Multi-GPU training is not officially supported in v1.3 — the library targets the single-GPU operator (16 GB VRAM workstation as the canonical target). If you want to try it anyway, the recommended setup is HuggingFace’s accelerate library:

Terminal window
pip install accelerate
accelerate config # answer the prompts; pick "multi-GPU"
accelerate launch -m backpropagate.cli train \
--model Qwen/Qwen2.5-7B-Instruct \
--data my_data.jsonl \
--steps 200

accelerate launch wraps the training entry point with multi-process initialisation (NCCL, distributed sampler, gradient sync). The Unsloth backend may not work cleanly under accelerate — start with --no-unsloth if you hit unsloth import errors. Expect rough edges; the GPU-monitoring (gpu_safety.py) is per-process and may report misleading temperatures across multiple GPUs. Multi-GPU NCCL failures emit RUNTIME_* errors and are not in the v1.3 retryable-error matrix.

For deeper multi-GPU support (FSDP, deepspeed) consider running training under transformers.Trainer directly and re-using only backpropagate.export for the GGUF + Ollama step.

If your dataset doesn’t fit ShareGPT / Alpaca / OpenAI-chat / ChatML / raw-text, the cleanest path is to pre-process to one of those formats with a 10-line script. Example: convert a CSV of (prompt, completion) pairs to OpenAI-chat JSONL:

import csv, json
with open("pairs.csv") as fp_in, open("converted.jsonl", "w") as fp_out:
for row in csv.DictReader(fp_in):
record = {"messages": [
{"role": "user", "content": row["prompt"]},
{"role": "assistant", "content": row["completion"]},
]}
fp_out.write(json.dumps(record) + "\n")

Then point Backpropagate at converted.jsonl — it auto-detects the OpenAI-chat shape.

For a truly custom collator (e.g. structured multi-turn with extra fields), load the dataset yourself as a HuggingFace Dataset and pass it directly:

from datasets import load_dataset
from backpropagate import Trainer
ds = load_dataset("json", data_files="my_weird_format.jsonl", split="train")
ds = ds.map(my_custom_preprocessing, batched=True)
trainer = Trainer("Qwen/Qwen2.5-7B-Instruct")
trainer.train(ds, steps=100)

The auto-format detector is skipped when you pass a pre-built Dataset; you’re responsible for shaping it into the columns Backpropagate’s collator expects (the default expects either a text column with full ChatML or a messages column in OpenAI-chat shape).
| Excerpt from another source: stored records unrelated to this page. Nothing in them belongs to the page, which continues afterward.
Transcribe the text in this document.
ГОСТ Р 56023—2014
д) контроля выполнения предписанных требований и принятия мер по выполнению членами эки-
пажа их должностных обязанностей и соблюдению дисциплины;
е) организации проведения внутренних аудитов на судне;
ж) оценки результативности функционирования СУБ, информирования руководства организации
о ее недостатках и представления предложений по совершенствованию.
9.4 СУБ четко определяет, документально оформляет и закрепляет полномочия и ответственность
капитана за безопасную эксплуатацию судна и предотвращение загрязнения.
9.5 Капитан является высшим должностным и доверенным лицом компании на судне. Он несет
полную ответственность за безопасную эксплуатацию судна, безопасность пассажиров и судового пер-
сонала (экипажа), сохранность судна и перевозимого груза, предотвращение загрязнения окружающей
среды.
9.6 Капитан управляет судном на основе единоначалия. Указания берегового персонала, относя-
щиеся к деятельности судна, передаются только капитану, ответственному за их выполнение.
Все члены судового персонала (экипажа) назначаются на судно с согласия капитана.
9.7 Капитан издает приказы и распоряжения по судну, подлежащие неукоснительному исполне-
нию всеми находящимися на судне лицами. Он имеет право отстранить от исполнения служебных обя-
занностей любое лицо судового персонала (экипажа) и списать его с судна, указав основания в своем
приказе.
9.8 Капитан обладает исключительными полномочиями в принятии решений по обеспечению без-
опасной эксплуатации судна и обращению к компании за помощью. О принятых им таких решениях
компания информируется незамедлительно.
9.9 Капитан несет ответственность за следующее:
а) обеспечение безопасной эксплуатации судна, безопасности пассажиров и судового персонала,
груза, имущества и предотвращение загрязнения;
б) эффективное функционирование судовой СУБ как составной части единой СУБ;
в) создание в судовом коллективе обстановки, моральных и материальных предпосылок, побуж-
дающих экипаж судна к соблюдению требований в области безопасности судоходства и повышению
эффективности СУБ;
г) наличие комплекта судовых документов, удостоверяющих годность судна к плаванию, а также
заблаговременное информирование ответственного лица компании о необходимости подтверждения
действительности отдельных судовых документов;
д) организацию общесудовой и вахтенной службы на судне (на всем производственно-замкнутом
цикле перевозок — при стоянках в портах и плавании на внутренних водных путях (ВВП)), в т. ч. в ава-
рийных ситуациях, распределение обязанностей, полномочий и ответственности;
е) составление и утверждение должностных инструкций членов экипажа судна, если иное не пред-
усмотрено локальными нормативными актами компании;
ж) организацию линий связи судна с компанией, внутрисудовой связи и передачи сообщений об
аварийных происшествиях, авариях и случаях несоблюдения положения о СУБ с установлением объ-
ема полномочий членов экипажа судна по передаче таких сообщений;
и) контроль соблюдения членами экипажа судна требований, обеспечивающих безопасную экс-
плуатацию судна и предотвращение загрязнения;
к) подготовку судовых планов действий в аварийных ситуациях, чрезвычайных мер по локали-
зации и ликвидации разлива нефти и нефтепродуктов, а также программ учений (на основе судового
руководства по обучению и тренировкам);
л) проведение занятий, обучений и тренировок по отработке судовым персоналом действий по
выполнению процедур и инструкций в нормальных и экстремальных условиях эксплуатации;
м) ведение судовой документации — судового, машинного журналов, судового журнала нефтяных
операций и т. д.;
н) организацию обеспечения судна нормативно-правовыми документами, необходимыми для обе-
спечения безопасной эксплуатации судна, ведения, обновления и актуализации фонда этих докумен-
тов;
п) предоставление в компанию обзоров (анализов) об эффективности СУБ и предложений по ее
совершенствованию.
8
See training → dataset formats.

Use --auth-file for shell-history-safe auth

Section titled “Use --auth-file for shell-history-safe auth”

Passing --auth user:pass on the command line works, but the credential lands in your shell history file and is briefly visible in ps aux. The v1.3 --auth-file <path> flag reads the credential from a file instead — same user:pass shape, one line, no trailing newline noise:

Terminal window
echo -n "alice:super-secret-password" > ~/.config/backpropagate/auth
chmod 600 ~/.config/backpropagate/auth
backprop ui --share --auth-file ~/.config/backpropagate/auth

The CLI reads the file, validates the shape with the same validate_auth_shape used for --auth, and threads the credential into the Reflex subprocess via BACKPROPAGATE_UI_AUTH. The file is never logged; the credential is redacted from any error output. --auth and --auth-file are mutually exclusive — passing both exits 1 with INPUT_AUTH_INVALID_SHAPE.

--auth-file satisfies the same --share / --host <non-loopback> requirement that --auth does — passing it means the four-layer defense is satisfied. See security → auth middleware for the full mode matrix.